Understandably, he said, it’s common for people with “not-in-my-backyard logic” to not see the value of density or the positive impacts it could have on their health, which includes the increase of transit riders, cleaner air and a walkable community.

Examples of new downtowns located in Bountiful, Murray, Sandy and Ogden benefit from street connectivity and have become popular among residents, he said.

“We think that the only downtowns we can have are historic downtowns,” he said. “We don’t let ourselves imagine new downtowns enough.”

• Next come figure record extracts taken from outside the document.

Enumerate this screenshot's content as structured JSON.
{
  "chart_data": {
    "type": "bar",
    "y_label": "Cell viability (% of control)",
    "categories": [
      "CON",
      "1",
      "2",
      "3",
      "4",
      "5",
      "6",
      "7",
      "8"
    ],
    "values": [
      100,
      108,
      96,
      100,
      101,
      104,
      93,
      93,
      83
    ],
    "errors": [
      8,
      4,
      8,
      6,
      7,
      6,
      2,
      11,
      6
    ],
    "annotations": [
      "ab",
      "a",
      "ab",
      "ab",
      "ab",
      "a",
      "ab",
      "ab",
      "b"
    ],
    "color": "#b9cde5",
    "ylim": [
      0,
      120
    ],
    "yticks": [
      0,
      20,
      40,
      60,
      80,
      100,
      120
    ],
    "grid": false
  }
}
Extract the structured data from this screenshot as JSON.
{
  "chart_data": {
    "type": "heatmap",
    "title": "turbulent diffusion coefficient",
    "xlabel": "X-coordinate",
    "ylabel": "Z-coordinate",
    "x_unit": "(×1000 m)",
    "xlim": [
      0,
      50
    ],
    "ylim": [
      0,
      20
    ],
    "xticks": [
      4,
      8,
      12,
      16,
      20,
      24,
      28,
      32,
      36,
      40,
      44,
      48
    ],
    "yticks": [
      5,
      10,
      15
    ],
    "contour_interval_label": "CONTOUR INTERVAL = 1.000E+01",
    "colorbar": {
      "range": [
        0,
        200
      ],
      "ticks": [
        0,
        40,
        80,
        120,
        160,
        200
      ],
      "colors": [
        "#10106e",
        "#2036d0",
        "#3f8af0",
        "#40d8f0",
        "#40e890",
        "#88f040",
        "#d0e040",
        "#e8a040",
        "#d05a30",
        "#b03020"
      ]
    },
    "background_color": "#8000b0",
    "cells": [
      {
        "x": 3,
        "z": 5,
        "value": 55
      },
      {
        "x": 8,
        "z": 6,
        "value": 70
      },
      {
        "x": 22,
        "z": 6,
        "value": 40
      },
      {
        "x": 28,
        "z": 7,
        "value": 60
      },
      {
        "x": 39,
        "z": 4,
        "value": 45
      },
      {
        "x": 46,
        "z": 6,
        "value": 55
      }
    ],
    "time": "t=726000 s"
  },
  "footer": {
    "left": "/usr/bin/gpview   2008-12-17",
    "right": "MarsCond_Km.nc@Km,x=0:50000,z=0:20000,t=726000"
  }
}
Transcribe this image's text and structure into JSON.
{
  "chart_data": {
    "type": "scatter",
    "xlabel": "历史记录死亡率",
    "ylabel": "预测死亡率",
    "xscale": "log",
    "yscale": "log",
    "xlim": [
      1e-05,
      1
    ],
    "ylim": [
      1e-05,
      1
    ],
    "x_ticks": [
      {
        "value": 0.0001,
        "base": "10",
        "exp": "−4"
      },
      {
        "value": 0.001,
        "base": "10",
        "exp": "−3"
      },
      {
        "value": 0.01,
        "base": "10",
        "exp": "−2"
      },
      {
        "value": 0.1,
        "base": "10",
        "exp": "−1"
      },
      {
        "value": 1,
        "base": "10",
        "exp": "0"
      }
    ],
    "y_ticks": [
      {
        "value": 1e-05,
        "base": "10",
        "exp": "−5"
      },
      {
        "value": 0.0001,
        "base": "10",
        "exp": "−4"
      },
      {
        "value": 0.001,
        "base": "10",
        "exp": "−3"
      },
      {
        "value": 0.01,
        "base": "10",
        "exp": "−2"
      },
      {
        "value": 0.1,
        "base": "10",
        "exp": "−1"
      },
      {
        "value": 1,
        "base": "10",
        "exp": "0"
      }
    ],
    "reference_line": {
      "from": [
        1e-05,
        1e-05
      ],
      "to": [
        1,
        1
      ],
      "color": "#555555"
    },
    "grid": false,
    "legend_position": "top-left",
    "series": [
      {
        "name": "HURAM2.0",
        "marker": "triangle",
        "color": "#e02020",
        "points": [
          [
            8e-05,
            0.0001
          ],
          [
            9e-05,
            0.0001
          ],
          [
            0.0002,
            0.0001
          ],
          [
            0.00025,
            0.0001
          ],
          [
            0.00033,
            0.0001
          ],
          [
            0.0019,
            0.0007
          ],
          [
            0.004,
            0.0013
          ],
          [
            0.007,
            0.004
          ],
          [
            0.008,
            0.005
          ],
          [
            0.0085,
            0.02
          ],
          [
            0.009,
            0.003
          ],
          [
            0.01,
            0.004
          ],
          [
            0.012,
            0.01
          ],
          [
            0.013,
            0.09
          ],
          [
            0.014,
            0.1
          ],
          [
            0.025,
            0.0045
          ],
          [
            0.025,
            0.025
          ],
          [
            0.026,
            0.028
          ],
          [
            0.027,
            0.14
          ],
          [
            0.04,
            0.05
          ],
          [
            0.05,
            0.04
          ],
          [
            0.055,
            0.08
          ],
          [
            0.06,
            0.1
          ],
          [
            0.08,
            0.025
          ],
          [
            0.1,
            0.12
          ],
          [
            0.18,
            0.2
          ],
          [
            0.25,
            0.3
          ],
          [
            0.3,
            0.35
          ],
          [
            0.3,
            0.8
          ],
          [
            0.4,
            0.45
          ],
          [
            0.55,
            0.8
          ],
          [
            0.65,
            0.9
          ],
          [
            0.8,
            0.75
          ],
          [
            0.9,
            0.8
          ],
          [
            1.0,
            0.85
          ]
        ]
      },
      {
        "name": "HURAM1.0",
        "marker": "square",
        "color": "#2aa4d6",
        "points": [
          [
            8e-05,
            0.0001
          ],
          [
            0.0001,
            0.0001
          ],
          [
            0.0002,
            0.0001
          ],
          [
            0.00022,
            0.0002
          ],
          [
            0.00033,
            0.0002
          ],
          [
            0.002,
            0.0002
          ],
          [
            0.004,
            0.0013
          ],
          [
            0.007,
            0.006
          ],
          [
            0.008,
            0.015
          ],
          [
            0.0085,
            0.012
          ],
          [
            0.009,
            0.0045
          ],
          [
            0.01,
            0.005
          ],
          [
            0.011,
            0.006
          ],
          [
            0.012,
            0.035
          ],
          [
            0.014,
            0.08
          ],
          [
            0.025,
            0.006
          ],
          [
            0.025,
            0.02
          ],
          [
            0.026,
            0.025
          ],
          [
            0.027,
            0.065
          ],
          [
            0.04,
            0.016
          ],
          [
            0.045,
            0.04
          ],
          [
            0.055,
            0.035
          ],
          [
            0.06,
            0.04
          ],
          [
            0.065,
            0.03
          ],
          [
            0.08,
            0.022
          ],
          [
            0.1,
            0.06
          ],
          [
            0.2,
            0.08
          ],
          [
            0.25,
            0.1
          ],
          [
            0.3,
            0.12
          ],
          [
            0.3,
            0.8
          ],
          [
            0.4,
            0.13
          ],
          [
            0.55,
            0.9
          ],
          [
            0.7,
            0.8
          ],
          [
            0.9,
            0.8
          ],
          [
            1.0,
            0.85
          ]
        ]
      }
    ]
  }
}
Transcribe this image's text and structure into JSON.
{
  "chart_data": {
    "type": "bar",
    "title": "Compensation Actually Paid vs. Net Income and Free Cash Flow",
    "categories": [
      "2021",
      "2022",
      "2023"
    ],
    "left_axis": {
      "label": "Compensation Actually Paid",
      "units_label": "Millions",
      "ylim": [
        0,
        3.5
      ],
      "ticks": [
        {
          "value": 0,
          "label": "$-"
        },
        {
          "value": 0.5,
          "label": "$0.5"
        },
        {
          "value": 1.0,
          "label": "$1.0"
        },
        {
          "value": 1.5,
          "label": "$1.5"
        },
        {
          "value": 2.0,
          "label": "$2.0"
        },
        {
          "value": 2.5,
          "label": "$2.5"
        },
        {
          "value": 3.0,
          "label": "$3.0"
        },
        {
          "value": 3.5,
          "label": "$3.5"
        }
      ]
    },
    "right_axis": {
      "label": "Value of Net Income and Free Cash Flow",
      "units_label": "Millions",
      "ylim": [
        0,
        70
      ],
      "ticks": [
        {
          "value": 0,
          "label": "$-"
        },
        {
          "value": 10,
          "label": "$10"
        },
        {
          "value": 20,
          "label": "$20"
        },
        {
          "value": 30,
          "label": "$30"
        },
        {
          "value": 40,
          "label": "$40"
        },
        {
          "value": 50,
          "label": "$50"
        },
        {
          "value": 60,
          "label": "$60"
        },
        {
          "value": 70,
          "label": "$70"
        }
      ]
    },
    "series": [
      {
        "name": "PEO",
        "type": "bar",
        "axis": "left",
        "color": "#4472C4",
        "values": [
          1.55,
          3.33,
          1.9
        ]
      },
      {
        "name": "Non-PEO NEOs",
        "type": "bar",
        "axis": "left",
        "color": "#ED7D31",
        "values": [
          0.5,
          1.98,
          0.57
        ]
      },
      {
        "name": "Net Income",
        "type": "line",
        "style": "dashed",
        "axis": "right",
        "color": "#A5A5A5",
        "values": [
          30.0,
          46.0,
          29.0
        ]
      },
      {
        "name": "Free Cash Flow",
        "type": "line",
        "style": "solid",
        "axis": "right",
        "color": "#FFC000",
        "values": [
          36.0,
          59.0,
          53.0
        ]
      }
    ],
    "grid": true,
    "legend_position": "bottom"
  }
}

During a break-out session focusing on the rise of self-driving cars and the future of flying cars, moderator Travis Olsen, community health educator at Weber-Morgan Health Department, focused the conversation on how the new technology could impact a person’s health.

UDOT transportation technology director Blaine Leonard said each year 37,000 people die in road crashes in the U.S., and 94% of those are crashes are caused by human error.

“This is a significant problem,” he said.

But it’s a problem that could be solved with the help of autonomous vehicles, he said, which would eliminate human error.

While most people envision flying cars as something from a science fiction movie, UDOT aeronautics director Jared Esselman believes flying cars are a technological advance of the near future.

Earlier this year, a drone delivered a kidney to a patient at a Maryland hospital, he noted. Esselman said drones and flying vehicles could change healthcare by providing quicker services to patients and reducing the cost of healthcare.

Citing the 1985 film “Back to the Future,” Olsen hopes the current generation is able to embrace new technology in a helpful way so that there’s no desire to prevent problems of the past in the future.